Victim's family wants driver off the road
There are relatively few fatal crashes involving drivers age 70 and older, but they draw lots of attention in Florida.
By ALEX LEARY
Published August 20, 2005
PINELLAS PARK - Fire trucks and police cars clogged the doctor's office parking lot, a mess Karl Musgrave immediately decided to avoid.
But as Musgrave made the U-turn, he saw his mother's Buick. She also had an appointment Thursday morning. "I figured I'd say hi to her," he said.

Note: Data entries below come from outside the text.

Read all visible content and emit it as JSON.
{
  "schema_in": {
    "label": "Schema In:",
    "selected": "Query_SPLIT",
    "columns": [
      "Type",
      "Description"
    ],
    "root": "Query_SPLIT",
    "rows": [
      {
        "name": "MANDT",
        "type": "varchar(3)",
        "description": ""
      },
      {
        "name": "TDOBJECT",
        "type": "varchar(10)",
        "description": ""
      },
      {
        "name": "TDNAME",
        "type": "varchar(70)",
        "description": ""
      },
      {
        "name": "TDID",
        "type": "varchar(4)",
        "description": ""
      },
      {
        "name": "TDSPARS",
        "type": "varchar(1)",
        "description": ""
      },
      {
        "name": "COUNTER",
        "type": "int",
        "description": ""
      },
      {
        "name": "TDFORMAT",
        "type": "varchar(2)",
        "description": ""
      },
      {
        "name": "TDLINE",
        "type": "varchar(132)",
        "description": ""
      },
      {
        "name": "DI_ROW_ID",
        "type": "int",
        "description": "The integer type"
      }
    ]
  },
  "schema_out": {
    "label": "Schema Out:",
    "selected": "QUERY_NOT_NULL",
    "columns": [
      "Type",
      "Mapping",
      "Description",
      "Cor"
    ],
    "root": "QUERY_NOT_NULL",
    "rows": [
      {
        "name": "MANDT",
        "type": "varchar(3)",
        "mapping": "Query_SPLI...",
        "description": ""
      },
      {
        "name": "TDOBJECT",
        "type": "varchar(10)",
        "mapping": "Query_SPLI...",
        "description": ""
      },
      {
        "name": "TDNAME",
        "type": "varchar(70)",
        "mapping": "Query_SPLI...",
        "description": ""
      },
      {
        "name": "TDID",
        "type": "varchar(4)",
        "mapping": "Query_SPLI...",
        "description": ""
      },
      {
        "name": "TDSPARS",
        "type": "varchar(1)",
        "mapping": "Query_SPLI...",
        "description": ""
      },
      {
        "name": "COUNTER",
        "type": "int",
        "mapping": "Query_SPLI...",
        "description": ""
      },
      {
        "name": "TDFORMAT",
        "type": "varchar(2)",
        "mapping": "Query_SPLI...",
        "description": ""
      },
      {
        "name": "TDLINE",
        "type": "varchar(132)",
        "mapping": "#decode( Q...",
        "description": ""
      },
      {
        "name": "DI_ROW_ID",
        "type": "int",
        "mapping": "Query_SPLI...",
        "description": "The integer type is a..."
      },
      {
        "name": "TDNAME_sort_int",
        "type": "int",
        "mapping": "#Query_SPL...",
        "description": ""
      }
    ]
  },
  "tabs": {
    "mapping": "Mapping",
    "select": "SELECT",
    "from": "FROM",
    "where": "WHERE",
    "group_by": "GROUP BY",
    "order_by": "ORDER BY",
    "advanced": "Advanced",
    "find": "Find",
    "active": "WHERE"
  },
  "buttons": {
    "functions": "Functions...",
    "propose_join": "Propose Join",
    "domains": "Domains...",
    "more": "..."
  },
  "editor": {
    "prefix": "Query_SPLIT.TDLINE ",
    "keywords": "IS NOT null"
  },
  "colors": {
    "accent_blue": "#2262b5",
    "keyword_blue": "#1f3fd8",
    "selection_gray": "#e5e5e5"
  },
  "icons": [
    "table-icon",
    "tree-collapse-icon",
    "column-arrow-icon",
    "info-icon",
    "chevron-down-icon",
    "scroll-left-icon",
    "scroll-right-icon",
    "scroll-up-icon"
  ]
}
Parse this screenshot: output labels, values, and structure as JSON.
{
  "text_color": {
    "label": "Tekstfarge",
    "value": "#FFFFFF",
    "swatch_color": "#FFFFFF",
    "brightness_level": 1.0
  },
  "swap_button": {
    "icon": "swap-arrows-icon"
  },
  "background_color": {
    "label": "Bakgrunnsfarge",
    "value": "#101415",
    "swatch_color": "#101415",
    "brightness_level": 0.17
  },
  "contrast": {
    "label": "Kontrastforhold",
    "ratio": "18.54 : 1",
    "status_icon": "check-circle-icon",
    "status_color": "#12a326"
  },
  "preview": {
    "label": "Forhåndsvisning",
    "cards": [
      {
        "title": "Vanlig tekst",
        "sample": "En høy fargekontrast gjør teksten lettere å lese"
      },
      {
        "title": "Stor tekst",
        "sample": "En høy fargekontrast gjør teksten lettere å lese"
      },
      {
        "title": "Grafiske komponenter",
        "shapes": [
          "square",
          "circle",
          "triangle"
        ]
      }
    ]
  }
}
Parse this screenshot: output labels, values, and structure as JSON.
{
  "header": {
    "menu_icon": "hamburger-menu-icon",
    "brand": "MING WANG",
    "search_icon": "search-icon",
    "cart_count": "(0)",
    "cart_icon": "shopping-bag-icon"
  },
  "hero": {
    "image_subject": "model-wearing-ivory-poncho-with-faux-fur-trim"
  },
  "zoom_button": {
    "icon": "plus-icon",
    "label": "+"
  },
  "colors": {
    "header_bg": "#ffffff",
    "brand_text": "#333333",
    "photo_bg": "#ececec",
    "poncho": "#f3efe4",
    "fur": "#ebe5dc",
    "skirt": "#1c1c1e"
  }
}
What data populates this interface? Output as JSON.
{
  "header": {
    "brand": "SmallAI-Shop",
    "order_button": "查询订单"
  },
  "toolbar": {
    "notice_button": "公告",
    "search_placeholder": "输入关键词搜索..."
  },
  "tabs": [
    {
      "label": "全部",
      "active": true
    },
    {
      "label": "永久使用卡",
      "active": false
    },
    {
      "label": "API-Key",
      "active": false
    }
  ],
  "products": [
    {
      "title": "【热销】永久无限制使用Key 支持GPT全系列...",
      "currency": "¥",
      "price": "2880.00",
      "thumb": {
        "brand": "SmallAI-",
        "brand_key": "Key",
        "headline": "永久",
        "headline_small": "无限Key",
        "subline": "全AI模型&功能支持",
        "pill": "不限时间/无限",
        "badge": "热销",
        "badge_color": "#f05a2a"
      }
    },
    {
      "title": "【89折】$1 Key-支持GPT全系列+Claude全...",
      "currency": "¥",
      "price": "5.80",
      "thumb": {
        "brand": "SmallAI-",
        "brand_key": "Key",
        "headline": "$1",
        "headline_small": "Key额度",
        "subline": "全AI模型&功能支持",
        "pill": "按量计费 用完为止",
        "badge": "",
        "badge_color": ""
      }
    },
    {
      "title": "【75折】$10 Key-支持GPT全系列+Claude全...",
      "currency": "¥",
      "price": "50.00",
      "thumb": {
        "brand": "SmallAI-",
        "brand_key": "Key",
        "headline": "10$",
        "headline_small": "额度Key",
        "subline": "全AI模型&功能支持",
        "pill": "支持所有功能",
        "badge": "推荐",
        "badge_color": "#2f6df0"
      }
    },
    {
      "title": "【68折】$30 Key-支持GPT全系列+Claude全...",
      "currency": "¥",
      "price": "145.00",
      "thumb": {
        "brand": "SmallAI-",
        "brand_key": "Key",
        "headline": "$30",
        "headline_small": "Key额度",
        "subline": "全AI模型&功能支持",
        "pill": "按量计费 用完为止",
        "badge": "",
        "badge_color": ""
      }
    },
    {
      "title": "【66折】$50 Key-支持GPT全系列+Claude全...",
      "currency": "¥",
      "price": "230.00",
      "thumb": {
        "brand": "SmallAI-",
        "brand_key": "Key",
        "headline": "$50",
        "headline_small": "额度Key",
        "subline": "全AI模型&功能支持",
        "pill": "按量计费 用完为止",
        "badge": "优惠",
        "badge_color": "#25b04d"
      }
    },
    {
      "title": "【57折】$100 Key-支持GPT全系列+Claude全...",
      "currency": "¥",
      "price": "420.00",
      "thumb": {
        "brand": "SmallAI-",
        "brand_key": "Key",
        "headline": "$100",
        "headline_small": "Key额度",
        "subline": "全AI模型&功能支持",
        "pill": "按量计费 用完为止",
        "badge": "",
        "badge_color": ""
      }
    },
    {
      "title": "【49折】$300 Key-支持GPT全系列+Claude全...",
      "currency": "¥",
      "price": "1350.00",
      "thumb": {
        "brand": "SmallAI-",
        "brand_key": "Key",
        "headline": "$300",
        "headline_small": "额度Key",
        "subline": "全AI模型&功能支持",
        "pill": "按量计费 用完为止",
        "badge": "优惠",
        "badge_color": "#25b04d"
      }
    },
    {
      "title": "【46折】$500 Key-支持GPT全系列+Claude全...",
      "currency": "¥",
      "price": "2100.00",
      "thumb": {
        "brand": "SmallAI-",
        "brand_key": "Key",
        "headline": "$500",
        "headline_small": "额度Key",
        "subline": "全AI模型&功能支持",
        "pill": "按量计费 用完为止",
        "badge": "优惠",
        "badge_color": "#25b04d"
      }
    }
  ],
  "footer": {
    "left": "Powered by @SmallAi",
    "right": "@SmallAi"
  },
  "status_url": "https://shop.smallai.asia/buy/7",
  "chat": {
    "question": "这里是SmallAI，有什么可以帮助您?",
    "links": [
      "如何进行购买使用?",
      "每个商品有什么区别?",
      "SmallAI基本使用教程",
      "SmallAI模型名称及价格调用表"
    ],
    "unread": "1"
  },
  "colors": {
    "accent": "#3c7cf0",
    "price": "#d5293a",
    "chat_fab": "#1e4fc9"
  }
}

Musgrave walked across the parking lot and into a horrific scene: A woman lay on the ground, crushed.
It was his mother, 74-year-old Dorothy Spann.
"I don't remember too much after that," Musgrave said Friday. "I kind of went blank."
Pinellas Park police say Spann was hit by a car that jumped a curb and pinned her against a wall of the business complex at 4561 Mainlands Blvd. She died at Bayfront Medical Center.
The driver, Phillis Corrow, 76, was ticketed for careless driving. She told police she mistook the accelerator pedal for the brake.
"She's really upset over this," said her neighbor, Edna Shumate, adding that her friend had ducked away to cope in private.
So traumatic was the experience that Corrow told a friend she is considering giving up her license. "I don't think she'll ever drive again," Shumate said.
Musgrave thinks that's a good idea. "We're not looking for money or anything," the Pinellas Park resident said. "We're only looking that she not drive anymore."
A state law requires people age 80 and up to undergo a vision test before they can renew their drivers' licenses.
State records show drivers 15 to 19 are involved in crashes more often than any other age group, and they have the highest rate of fatalities.
Accidents involving drivers 70 or above, by contrast, are much more rare. But they attract a lot of attention - especially in Florida, where the population is older than most states. In 2003, there were 1.9-million drivers 70 or older; 401 were involved in fatal crashes.
Corrow had only one previous accident in Florida, in 1995, when she was cited for making an improper turn, according to motor vehicle records.
But "if she isn't coordinated enough to hit the brake instead the gas pedal, there's a problem," Musgrave said.
Still, he said, it's hard to link age with bad driving - he's seen plenty of younger people driving erratically on U.S. 19. As he deals with the troubling circumstances of the accident, Musgrave is planning his mother's funeral.
She was born in Ohio, he said, and was formerly married to a dairy farmer. She moved to Florida in 1963, living in Pinellas Park, Pasco County and Tampa. She worked in the deli at Publix in Pasco and Hillsborough county.
Mrs. Spann, who had two other sons, was an accomplished crafter who led a quilt club at St. Giles Manor in Pinellas Park. "She's a great loss," Musgrave said.
Times researcher Angie Drobnic Holan contributed to this report.